Crave Online: How did this show come to you?

Harry Lennix: I was doing all 10 August Wilson plays at the Kennedy Center and the moment that I finished that job, I came back to L.A. and Dollhouse was all the talk of the town for television. I went in and auditioned. I think Joss was there, he had a cold. I came back for a callback and Eliza was there and Fran Kranz was there. Then the next thing I knew, it was between me and two or three other guys. And the next thing I knew they cast me.

Crave Online: Do you like working in the morally gray area?

Harry Lennix: Absolutely. I think that there is no drama without morally gray. There isn't. No character, no play is worth doing where the person is okay with everything they do all the time. There always has to be a crisis that comes up, usually not vis a vis another character, but vis a vis the person's own conscience. Yes, I love it. What takes priority in a given circumstance, your feelings, your professional obligation, another person's well being? For me, these are the very substance of drama.

Crave Online: What is it like in the set of that Dollhouse?

Harry Lennix: When I go into it every time I'm actually filled with awe. It has a kind of reverential quality. It's like walking into a cathedral. At the same time, the goings on in the Dollhouse are almost antithetical to what would happen in the church. In fact, it's almost everything you couldn't do in a church, but there's still an ethic that underlies, I think, both Topher and Boyd, everybody who's essentially not an active. There is a kind of quest for what is ultimately human, what actually is it to grapple with these questions? When do you actually have free will? When do you actually get to make the decision of what is right and wrong, and are those ever objective, universal truths? So I think that, while it is not a church, the questions that are dealt with are equally humanistic and almost, to some extent, getting to what it is to be divine, what it is to live in a kind of alternate consciousness to our normal human selves.

Crave Online: Will you be able to return to Little Brittain USA as the Obama-esque president?

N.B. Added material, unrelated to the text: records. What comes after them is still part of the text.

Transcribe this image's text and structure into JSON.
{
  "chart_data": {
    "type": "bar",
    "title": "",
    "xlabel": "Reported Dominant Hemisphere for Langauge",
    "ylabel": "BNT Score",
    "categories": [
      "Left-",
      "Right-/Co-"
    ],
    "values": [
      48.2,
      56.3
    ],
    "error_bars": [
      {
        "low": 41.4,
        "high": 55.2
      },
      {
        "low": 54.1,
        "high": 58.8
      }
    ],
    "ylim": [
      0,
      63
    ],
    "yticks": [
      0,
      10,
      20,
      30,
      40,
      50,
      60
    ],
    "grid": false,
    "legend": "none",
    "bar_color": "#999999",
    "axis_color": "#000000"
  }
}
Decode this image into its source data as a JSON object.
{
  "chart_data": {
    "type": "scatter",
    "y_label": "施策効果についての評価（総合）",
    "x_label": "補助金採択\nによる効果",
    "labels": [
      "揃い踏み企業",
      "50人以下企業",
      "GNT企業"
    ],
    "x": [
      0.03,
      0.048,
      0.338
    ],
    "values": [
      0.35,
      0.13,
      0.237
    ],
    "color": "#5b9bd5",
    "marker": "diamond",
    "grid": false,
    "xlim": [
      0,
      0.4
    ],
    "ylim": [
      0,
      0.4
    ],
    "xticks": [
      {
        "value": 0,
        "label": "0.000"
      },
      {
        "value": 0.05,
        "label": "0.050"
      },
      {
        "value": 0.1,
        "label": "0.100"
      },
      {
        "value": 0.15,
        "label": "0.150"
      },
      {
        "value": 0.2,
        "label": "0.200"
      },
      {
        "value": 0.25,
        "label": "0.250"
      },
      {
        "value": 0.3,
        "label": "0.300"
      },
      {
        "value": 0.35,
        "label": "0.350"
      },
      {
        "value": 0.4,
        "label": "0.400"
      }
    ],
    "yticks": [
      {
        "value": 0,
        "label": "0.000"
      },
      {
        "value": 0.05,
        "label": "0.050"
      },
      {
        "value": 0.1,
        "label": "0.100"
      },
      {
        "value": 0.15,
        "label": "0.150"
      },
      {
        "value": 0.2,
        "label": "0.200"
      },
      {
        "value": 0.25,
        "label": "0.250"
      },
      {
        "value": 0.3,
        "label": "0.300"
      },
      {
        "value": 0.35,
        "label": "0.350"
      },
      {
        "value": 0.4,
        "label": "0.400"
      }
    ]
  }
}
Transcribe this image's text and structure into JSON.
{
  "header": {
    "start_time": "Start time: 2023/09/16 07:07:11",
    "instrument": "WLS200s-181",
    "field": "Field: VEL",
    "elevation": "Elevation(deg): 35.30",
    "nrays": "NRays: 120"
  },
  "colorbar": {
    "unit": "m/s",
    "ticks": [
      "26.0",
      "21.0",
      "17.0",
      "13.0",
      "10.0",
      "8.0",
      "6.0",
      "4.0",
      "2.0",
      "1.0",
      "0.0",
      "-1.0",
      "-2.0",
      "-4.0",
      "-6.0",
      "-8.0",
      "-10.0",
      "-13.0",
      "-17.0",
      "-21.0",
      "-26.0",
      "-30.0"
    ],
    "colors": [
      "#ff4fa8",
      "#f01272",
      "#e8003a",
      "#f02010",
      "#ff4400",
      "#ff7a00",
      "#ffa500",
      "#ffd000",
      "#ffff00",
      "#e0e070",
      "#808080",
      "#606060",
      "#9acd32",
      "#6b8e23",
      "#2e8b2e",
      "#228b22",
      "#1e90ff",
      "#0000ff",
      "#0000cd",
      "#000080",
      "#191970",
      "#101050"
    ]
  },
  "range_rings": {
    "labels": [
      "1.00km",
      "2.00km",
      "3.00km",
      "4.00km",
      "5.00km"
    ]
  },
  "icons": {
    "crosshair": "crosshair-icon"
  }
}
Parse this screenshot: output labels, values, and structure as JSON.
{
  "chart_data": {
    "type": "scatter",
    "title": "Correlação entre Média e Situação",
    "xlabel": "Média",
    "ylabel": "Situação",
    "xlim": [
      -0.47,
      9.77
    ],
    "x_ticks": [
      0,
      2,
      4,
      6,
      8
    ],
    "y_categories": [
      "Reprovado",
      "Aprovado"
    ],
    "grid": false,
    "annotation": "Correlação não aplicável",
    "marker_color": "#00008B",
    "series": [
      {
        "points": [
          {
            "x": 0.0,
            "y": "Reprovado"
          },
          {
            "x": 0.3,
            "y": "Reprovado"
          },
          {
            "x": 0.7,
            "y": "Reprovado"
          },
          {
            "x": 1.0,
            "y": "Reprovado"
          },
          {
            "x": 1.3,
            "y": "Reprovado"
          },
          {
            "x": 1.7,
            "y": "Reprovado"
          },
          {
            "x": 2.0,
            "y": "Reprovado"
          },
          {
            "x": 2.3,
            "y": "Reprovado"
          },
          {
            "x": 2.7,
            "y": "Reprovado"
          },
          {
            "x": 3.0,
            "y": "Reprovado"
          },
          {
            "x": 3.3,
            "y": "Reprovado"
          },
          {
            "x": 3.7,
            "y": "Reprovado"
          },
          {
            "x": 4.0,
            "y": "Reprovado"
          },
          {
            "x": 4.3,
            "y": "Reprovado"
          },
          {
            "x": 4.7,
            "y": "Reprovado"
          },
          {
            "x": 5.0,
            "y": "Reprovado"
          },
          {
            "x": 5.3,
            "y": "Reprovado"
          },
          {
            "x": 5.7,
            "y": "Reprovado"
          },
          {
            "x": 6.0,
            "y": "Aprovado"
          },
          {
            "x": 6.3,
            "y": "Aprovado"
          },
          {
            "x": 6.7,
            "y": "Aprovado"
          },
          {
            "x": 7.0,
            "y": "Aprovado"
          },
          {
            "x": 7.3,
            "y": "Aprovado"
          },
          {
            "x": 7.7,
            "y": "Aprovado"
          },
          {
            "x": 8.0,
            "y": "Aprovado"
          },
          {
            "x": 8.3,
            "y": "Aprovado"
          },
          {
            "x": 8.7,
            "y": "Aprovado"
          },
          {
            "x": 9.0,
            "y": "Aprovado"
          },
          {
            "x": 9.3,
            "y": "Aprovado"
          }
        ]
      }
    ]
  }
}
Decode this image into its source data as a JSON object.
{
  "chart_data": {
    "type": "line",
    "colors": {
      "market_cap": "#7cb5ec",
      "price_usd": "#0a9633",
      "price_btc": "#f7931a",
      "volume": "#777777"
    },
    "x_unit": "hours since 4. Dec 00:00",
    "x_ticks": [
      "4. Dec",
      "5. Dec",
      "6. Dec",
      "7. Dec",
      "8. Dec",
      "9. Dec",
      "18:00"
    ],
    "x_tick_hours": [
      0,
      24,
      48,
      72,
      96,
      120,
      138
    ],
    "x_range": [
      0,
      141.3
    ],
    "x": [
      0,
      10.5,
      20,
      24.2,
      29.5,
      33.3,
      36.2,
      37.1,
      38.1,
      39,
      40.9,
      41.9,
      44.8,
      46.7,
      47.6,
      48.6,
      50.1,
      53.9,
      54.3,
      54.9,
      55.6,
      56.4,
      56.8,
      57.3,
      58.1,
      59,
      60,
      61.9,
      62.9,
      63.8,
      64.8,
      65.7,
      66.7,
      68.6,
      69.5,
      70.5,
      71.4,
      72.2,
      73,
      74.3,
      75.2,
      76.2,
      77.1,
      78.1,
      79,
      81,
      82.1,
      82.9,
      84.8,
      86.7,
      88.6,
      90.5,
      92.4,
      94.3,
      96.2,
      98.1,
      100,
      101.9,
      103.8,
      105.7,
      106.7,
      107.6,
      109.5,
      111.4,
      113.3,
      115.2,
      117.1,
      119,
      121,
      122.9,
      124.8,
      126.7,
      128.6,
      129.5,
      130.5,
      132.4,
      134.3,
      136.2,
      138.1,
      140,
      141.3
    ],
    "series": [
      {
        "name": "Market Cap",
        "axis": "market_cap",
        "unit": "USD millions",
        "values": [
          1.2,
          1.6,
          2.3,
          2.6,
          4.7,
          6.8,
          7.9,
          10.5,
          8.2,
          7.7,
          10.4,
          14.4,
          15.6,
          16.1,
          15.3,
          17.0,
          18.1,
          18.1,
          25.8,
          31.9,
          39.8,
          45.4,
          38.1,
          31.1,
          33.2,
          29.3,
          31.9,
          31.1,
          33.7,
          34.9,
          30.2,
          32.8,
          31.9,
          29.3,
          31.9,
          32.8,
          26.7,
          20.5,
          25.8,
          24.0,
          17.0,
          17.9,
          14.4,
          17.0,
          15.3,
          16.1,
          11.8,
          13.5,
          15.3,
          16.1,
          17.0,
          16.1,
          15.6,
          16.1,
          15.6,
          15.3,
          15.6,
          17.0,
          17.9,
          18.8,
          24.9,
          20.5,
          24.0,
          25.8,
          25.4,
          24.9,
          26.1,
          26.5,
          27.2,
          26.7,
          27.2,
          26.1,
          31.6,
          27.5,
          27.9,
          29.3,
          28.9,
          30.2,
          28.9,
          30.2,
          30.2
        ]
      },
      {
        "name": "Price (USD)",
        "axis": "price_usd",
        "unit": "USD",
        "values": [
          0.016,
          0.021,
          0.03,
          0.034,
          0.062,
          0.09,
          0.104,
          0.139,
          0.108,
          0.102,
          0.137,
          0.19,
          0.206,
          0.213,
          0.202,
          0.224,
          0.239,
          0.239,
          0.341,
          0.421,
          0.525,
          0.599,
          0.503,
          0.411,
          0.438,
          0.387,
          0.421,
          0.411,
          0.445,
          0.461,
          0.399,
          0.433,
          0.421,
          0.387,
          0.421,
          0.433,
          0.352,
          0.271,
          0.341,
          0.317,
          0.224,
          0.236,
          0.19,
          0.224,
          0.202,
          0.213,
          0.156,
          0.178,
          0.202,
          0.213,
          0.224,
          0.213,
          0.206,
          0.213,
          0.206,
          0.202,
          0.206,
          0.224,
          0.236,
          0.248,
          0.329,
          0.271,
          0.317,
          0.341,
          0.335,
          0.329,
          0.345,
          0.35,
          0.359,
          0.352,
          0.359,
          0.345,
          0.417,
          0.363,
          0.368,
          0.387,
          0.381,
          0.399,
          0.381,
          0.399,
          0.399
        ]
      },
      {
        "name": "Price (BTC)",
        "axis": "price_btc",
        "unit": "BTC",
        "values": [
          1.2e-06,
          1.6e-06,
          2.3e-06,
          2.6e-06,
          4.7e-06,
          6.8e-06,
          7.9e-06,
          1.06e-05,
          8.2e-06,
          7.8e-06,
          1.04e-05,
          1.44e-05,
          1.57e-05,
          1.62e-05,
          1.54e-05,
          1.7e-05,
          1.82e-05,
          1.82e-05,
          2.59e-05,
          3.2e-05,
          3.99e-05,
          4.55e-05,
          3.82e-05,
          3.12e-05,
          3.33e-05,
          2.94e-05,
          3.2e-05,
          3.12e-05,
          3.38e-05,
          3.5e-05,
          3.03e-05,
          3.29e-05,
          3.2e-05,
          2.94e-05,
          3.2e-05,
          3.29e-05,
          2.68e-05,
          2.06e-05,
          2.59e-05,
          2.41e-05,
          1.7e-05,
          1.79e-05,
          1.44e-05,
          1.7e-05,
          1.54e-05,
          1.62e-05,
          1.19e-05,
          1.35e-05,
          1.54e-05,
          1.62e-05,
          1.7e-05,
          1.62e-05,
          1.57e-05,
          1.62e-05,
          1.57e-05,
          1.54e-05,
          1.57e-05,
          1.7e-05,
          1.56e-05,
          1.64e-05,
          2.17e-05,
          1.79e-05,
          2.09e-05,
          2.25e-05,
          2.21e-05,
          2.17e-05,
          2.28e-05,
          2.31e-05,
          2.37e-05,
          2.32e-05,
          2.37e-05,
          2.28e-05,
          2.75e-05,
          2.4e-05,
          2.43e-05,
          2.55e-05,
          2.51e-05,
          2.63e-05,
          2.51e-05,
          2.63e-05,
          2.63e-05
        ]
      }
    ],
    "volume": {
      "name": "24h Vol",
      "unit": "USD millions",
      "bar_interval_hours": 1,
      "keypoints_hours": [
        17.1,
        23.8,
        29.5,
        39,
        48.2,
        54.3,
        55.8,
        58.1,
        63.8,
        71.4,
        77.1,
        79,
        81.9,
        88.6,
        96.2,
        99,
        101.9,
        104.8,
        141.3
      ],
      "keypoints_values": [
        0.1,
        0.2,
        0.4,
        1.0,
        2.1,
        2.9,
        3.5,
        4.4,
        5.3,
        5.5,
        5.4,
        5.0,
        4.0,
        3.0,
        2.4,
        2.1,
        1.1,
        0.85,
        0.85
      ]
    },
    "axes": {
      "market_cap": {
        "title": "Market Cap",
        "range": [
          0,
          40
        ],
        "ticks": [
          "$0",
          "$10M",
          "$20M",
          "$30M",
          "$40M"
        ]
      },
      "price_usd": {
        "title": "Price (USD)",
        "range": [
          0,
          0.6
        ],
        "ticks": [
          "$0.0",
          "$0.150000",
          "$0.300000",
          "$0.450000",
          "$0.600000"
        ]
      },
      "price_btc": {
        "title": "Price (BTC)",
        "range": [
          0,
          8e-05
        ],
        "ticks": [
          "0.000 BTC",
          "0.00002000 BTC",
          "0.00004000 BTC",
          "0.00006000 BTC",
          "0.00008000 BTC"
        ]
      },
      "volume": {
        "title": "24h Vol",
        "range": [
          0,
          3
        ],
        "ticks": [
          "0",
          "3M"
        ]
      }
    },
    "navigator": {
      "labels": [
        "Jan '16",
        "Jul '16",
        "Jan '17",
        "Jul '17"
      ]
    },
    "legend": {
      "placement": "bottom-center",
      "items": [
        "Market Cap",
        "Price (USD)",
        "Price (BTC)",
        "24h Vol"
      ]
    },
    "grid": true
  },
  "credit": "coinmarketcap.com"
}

Harry Lennix: I did not know it had been picked up. So that's news to me. That's fantastic. They have not yet contacted me as to whether or not that character is going to go forward. I would imagine, as long as President Obama is President, they may find some currency to cash in for humor. I'm excited about both shows. The guys on Little Britain USA are obviously comic geniuses. They know more about American comedy and actually specifically black American comedy than I know. It was remarkable to work with them and then being able to work with Eliza and Joss and the rest of this remarkable cast is also equally fun. So that's where I get a lot of joy just in acting. Now, I will say that Little Britain is an AFTRA contract, Dollhouse aside. So we hope to keep that going as well.